I will grant you that -chen is a clitic, not a compound and that there
is no indication that it was ever a separate word in Germanic, but I
think you are missing something when you say that Broetchen can only be
compared with Freiheit, not with Bierhefe.  Just as Bierhefe means
'yeast of the beer (= 'brewer's yeast") so Freiheit means 'state of
being free', an old compound of 'free' and 'state', much as English
motherhood means 'state of being a mother', etc.  So these old
compounds still have the genitive + noun format of compounds, it's
just that one of the nouns that made up the compounds has been
grammaticalized into a suffix and the noun has subsequently been lost
from the language.

> If _Handschuh_ is original (and logically and formally there could be no
> objection), why do we find the personal names in OE and (at least
> underlying Handschuhheim) German?  Kluge can be spectacularly wrong, but
> this time I think he got it right.

Unfortunately, Kluge no longer seems to think he had it right.  You
originally referred to Kluge, _Etymologisches Woerterbuch der deutschen
Sprache_, 21st edition (1975), but when I went to the library to check,
I found only the 23rd edition (1995) which has no mention of Germanic
*_andasko:haz_, but says of Handschuh merely "durchsichtige Bildung."

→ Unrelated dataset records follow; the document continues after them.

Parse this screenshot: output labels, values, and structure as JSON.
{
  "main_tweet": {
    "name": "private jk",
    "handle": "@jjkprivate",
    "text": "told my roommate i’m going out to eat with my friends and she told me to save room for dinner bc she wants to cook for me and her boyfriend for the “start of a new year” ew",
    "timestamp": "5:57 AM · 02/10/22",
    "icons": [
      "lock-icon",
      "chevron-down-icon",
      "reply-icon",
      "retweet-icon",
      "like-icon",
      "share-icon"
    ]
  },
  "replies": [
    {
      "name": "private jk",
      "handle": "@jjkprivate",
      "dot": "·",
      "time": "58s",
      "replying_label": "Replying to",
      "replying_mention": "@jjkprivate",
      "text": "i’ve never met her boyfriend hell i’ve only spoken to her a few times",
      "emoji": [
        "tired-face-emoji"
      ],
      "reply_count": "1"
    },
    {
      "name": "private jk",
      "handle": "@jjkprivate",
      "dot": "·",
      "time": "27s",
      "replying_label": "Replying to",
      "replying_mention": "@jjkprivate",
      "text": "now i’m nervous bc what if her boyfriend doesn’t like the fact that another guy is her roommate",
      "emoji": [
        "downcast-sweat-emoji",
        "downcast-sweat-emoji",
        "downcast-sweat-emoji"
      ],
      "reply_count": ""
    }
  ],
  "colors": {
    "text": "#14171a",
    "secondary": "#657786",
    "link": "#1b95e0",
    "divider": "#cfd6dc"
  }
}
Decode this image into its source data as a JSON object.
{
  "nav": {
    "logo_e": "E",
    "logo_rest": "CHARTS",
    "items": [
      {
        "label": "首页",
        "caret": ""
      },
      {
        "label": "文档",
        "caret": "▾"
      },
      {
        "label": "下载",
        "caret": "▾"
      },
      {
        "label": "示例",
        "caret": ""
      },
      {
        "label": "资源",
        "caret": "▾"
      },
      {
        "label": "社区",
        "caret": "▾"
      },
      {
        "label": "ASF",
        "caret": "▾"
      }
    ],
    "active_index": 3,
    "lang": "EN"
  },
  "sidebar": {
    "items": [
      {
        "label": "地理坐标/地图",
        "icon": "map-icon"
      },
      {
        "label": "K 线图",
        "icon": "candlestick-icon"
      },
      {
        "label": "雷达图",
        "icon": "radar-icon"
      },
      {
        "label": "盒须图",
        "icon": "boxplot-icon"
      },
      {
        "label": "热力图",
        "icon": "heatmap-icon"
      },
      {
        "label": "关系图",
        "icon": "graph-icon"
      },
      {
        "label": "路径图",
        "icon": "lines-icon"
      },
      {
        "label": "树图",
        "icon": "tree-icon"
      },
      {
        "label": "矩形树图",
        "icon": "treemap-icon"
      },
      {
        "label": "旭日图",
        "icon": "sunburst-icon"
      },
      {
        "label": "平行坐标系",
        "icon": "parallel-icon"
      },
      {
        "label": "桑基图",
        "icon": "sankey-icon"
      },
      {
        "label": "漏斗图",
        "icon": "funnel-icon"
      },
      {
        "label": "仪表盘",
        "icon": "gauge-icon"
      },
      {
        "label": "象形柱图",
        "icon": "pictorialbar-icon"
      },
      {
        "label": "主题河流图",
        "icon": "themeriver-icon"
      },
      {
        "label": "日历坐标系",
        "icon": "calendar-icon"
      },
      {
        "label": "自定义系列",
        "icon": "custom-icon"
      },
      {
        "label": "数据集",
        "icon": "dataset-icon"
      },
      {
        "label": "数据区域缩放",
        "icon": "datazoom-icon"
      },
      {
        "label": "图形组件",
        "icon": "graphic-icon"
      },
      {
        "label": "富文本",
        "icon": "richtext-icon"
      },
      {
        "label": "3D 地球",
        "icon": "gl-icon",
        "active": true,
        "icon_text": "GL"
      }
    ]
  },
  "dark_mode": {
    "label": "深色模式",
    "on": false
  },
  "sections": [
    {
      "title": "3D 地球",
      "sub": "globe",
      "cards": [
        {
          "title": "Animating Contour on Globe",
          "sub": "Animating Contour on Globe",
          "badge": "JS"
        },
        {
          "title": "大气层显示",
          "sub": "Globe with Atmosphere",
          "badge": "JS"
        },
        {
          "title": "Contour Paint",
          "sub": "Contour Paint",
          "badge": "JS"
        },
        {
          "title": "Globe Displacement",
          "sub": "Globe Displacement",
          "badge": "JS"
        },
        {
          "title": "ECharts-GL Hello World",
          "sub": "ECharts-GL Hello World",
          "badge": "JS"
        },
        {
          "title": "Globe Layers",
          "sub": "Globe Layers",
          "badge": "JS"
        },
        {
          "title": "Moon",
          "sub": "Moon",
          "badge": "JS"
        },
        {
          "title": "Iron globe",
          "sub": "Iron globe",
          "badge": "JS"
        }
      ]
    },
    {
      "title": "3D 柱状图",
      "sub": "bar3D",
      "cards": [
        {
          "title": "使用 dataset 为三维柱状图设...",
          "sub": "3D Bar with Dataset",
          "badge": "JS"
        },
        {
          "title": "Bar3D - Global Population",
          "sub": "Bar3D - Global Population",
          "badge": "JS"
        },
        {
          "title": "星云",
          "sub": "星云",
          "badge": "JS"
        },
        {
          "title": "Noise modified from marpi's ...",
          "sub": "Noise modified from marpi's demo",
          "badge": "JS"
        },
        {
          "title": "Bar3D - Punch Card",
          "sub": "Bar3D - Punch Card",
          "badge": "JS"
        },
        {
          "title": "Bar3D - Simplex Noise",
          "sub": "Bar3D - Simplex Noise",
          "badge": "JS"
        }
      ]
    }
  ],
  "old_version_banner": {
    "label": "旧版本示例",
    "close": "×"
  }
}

But in looking around, I found that a 1963 edition of Duden said "die
oft vertretene Ansicht das Wort sei aus einem *antscuoh "Gegenschuh"
umgedeutet, ist verfehlt."  So while differences of opinion make for
book reviews and horse races, there seems to be a consensus at the
moment that Handschuh is simply 'hand' + 'shoe'.